Article
作者: Zurlo, Christian ; Chiappe, Edoardo ; Mariani, Luigi ; Sartori, Donata ; Pedersini, Rebecca ; Jacobs, Flavia ; Gennari, Alessandra ; Armani, Giovanna ; De Angelis, Carmine ; Criscitiello, Carmen ; Giordano, Monica ; Vernieri, Claudio ; Menichetti, Alice ; Sirico, Marianna ; Griguolo, Gaia ; Schianca, Ambra Carnevale ; Toss, Angela ; Rizzo, Gianpiero ; Ligorio, Francesca ; Marra, Antonio ; Capasso, Camilla ; Tagliaferri, Barbara ; Provenzano, Leonardo ; Scagnoli, Simone ; Guarneri, Valentina ; Curigliano, Giuseppe ; Arpino, Grazia ; Dieci, Maria Vittoria ; Faso, Valeria ; Piras, Marta ; Botticelli, Andrea ; Munzone, Elisabetta ; Generali, Daniele ; Fotia, Giuseppe ; La Verde, Nicla ; Pisegna, Simona ; Giuliano, Mario ; De Monte, Matteo ; Mazzoli, Giacomo ; Pruneri, Giancarlo ; Lambertini, Matteo ; Zambelli, Alberto
INTRODUCTION:Invasive lobular breast cancer (ILC) is the second most common breast cancer subtype, with distinctive biological and epidemiologic features. Although phase III trials of cyclin-dependent kinase 4/6 inhibitors (CDK4/6i) in hormone receptor-positive, HER2-negative advanced breast cancer (HR+/HER2-aBC) included patients with ILC, their real-world effectiveness in this population remains poorly characterized.
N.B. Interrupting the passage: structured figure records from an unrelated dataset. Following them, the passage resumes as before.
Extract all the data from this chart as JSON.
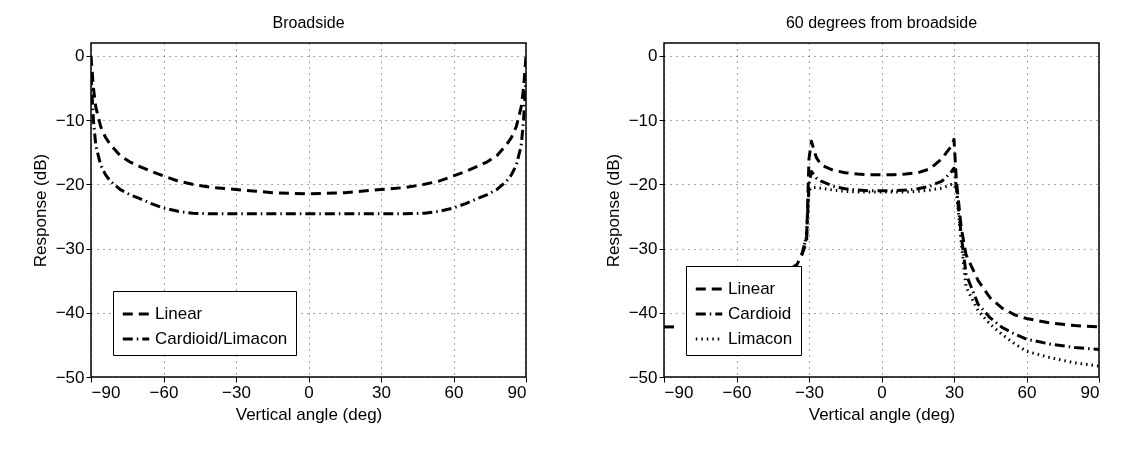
{
  "chart_data": [
    {
      "type": "line",
      "title": "Broadside",
      "xlabel": "Vertical angle (deg)",
      "ylabel": "Response (dB)",
      "xlim": [
        -90,
        90
      ],
      "xticks": [
        -90,
        -60,
        -30,
        0,
        30,
        60,
        90
      ],
      "ylim": [
        -50,
        2
      ],
      "yticks": [
        -50,
        -40,
        -30,
        -20,
        -10,
        0
      ],
      "grid": true,
      "legend": "bottom left",
      "x": [
        -90,
        -89,
        -88,
        -86,
        -84,
        -82,
        -78,
        -74,
        -70,
        -65,
        -60,
        -54,
        -48,
        -40,
        -30,
        -15,
        0,
        15,
        30,
        40,
        48,
        54,
        60,
        65,
        70,
        74,
        78,
        82,
        84,
        86,
        88,
        89,
        90
      ],
      "series": [
        {
          "name": "Linear",
          "color": "#000000",
          "line_style": "dashed",
          "values": [
            0,
            -5,
            -8,
            -11,
            -12.7,
            -13.8,
            -15.5,
            -16.5,
            -17.2,
            -18,
            -18.7,
            -19.5,
            -20,
            -20.5,
            -20.8,
            -21.3,
            -21.5,
            -21.3,
            -20.8,
            -20.5,
            -20,
            -19.5,
            -18.7,
            -18,
            -17.2,
            -16.5,
            -15.5,
            -13.8,
            -12.7,
            -11,
            -8,
            -5,
            0
          ]
        },
        {
          "name": "Cardioid/Limacon",
          "color": "#000000",
          "line_style": "dashdot",
          "values": [
            -3,
            -10,
            -14,
            -17,
            -18.5,
            -19.5,
            -20.8,
            -21.6,
            -22.2,
            -23,
            -23.7,
            -24.2,
            -24.5,
            -24.6,
            -24.6,
            -24.6,
            -24.6,
            -24.6,
            -24.6,
            -24.6,
            -24.5,
            -24.2,
            -23.7,
            -23,
            -22.2,
            -21.6,
            -20.8,
            -19.5,
            -18.5,
            -17,
            -14,
            -10,
            -3
          ]
        }
      ]
    },
    {
      "type": "line",
      "title": "60 degrees from broadside",
      "xlabel": "Vertical angle (deg)",
      "ylabel": "Response (dB)",
      "xlim": [
        -90,
        90
      ],
      "xticks": [
        -90,
        -60,
        -30,
        0,
        30,
        60,
        90
      ],
      "ylim": [
        -50,
        2
      ],
      "yticks": [
        -50,
        -40,
        -30,
        -20,
        -10,
        0
      ],
      "grid": true,
      "legend": "bottom left",
      "series": [
        {
          "name": "Linear",
          "color": "#000000",
          "line_style": "dashed",
          "x": [
            -90,
            -84,
            -60,
            -37,
            -35,
            -33,
            -31,
            -30,
            -29,
            -27,
            -25,
            -20,
            -15,
            -10,
            -5,
            0,
            5,
            10,
            15,
            20,
            25,
            27,
            29,
            30,
            31,
            33,
            35,
            40,
            45,
            50,
            55,
            60,
            70,
            80,
            90
          ],
          "values": [
            -42.2,
            -42.2,
            null,
            -33,
            -32.5,
            -31,
            -29,
            -16,
            -13.3,
            -15.8,
            -17,
            -17.8,
            -18.2,
            -18.4,
            -18.5,
            -18.5,
            -18.5,
            -18.4,
            -18.2,
            -17.6,
            -16,
            -15,
            -14,
            -13,
            -19.5,
            -26.8,
            -31,
            -35,
            -37.7,
            -39.3,
            -40.3,
            -40.9,
            -41.6,
            -42,
            -42.2
          ]
        },
        {
          "name": "Cardioid",
          "color": "#000000",
          "line_style": "dashdot",
          "x": [
            -33,
            -31,
            -30,
            -29,
            -27,
            -25,
            -20,
            -15,
            -10,
            -5,
            0,
            5,
            10,
            15,
            20,
            25,
            27,
            29,
            30,
            31,
            33,
            35,
            40,
            45,
            50,
            55,
            60,
            70,
            80,
            90
          ],
          "values": [
            -31,
            -28,
            -20,
            -18,
            -19,
            -19.5,
            -20.3,
            -20.7,
            -20.9,
            -21,
            -21,
            -21,
            -20.9,
            -20.7,
            -20.3,
            -19.5,
            -18.8,
            -18,
            -17.5,
            -20.5,
            -28,
            -34,
            -38.7,
            -40.8,
            -42.3,
            -43.3,
            -44.1,
            -44.9,
            -45.4,
            -45.7
          ]
        },
        {
          "name": "Limacon",
          "color": "#000000",
          "line_style": "dotted",
          "x": [
            -33,
            -31,
            -30,
            -29,
            -27,
            -25,
            -20,
            -15,
            -10,
            -5,
            0,
            5,
            10,
            15,
            20,
            25,
            27,
            29,
            30,
            31,
            33,
            35,
            40,
            45,
            50,
            55,
            60,
            70,
            80,
            90
          ],
          "values": [
            -31,
            -28,
            -21,
            -20.5,
            -20.5,
            -20.6,
            -20.9,
            -21.1,
            -21.2,
            -21.2,
            -21.2,
            -21.2,
            -21.2,
            -21.1,
            -20.9,
            -20.6,
            -20.3,
            -20,
            -20,
            -21,
            -29,
            -36,
            -39.7,
            -41.8,
            -43.4,
            -44.8,
            -46,
            -47,
            -47.8,
            -48.3
          ]
        }
      ]
    }
  ]
}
MATERIAL AND METHODS:In this sub-analysis of the multicenter, real-world PALMARES-2 study (NCT06805812), we assessed the predictive and prognostic value of lobular histology in HR+/HER2-aBC treated with first-line endocrine therapy (ET) plus CDK4/6i. The primary endpoint was real-world progression-free survival (rwPFS). Associations between histology and outcomes were adjusted for 15 covariates using multivariable Cox-regression and inverse probability of treatment weighting.
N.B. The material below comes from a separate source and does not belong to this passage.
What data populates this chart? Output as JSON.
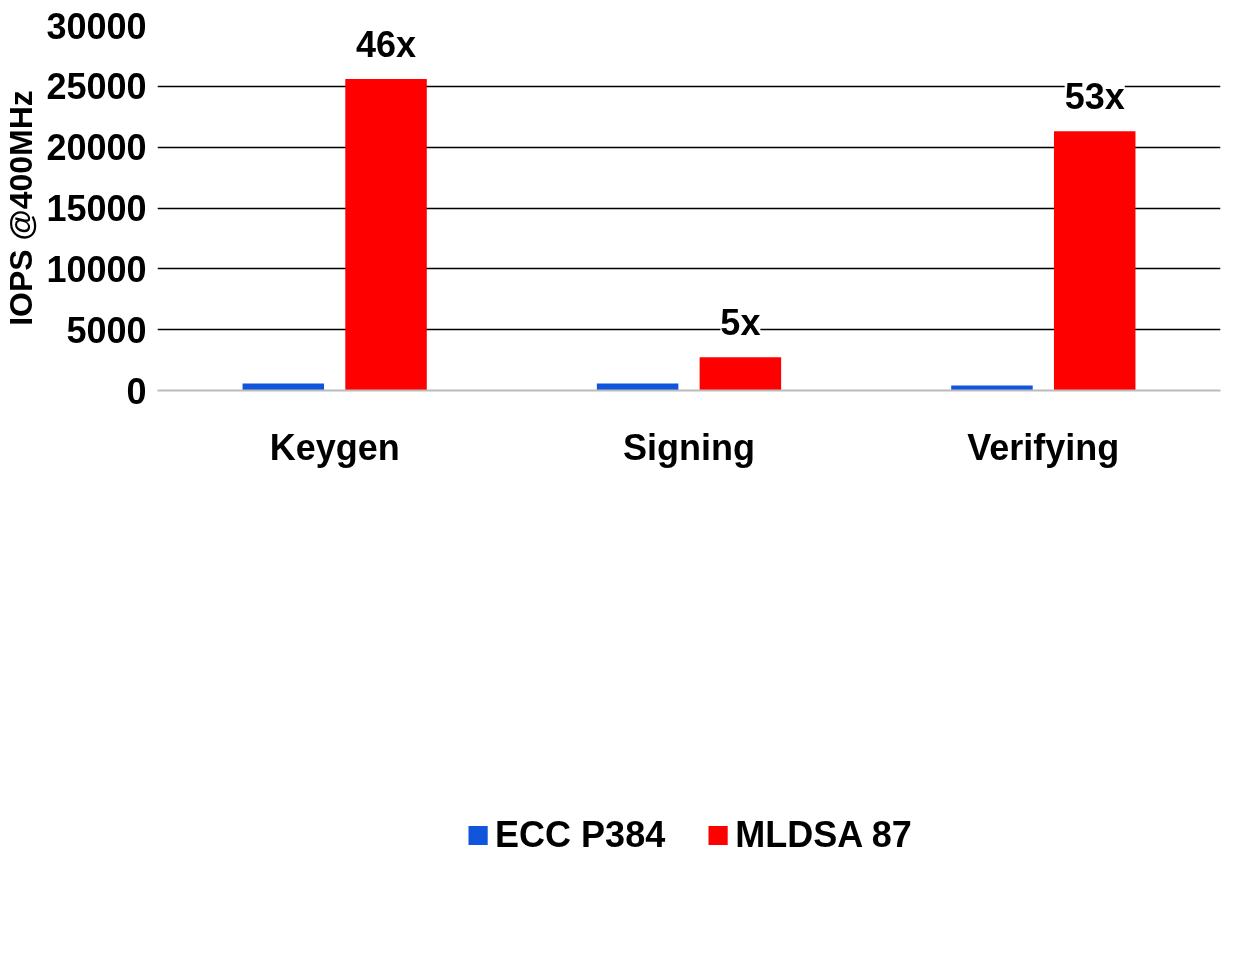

RESULTS:Among 1982 patients, 367 (18.5 %) had ILC and 1481 (74.7 %) non-special type (NST). Median follow-up was 29.8 and 31.2 months, respectively. ILC was associated with shorter rwPFS versus NST (adjusted hazard ratio [aHR]: 1.24, 95 %CI:1.04-1.47, P=0.017). Palbociclib efficacy was not affected by lobular histology (P for interaction = 0.553) while abemaciclib was less effective in ILC (P = 0.009). All three CDK4/6i achieved similar rwPFS in ILC (ribociclib vs palbociclib: aHR: 1.01, 95 %CI: 0.67-1.45, P = 0.949; abemaciclib vs palbociclib: aHR: 1.13, 95 %CI: 0.75-1.71, P = 0.551; abemaciclib vs ribociclib: aHR: 1.15, 95 %CI: 0.73-1.80, P = 0.549).
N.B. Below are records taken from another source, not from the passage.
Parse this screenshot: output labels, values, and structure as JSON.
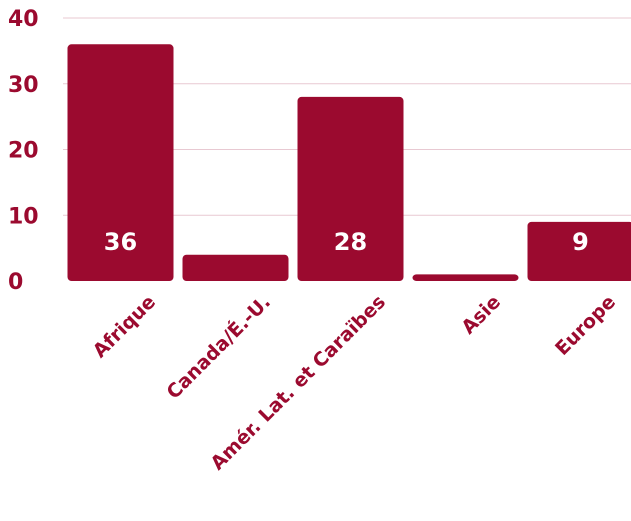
{
  "chart_data": {
    "type": "bar",
    "categories": [
      "Afrique",
      "Canada/É.-U.",
      "Amér. Lat. et Caraïbes",
      "Asie",
      "Europe"
    ],
    "values": [
      36,
      4,
      28,
      1,
      9
    ],
    "value_labels": [
      "36",
      "4",
      "28",
      "1",
      "9"
    ],
    "ylim": [
      0,
      40
    ],
    "y_ticks": [
      "0",
      "10",
      "20",
      "30",
      "40"
    ],
    "grid": true,
    "legend": "none",
    "colors": {
      "bar": "#9b0a2f",
      "text": "#9b0a2f",
      "value_text": "#ffffff",
      "grid": "#e8c9d2"
    }
  }
}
CONCLUSIONS:Tumor histology affects the real-world effectiveness of first line ET plus CDK4/6i. In ILC, all three CDK4/6i performed similarly; therefore, treatment selection should prioritize tolerability, manageability, drug-drug interactions, and patient preferences.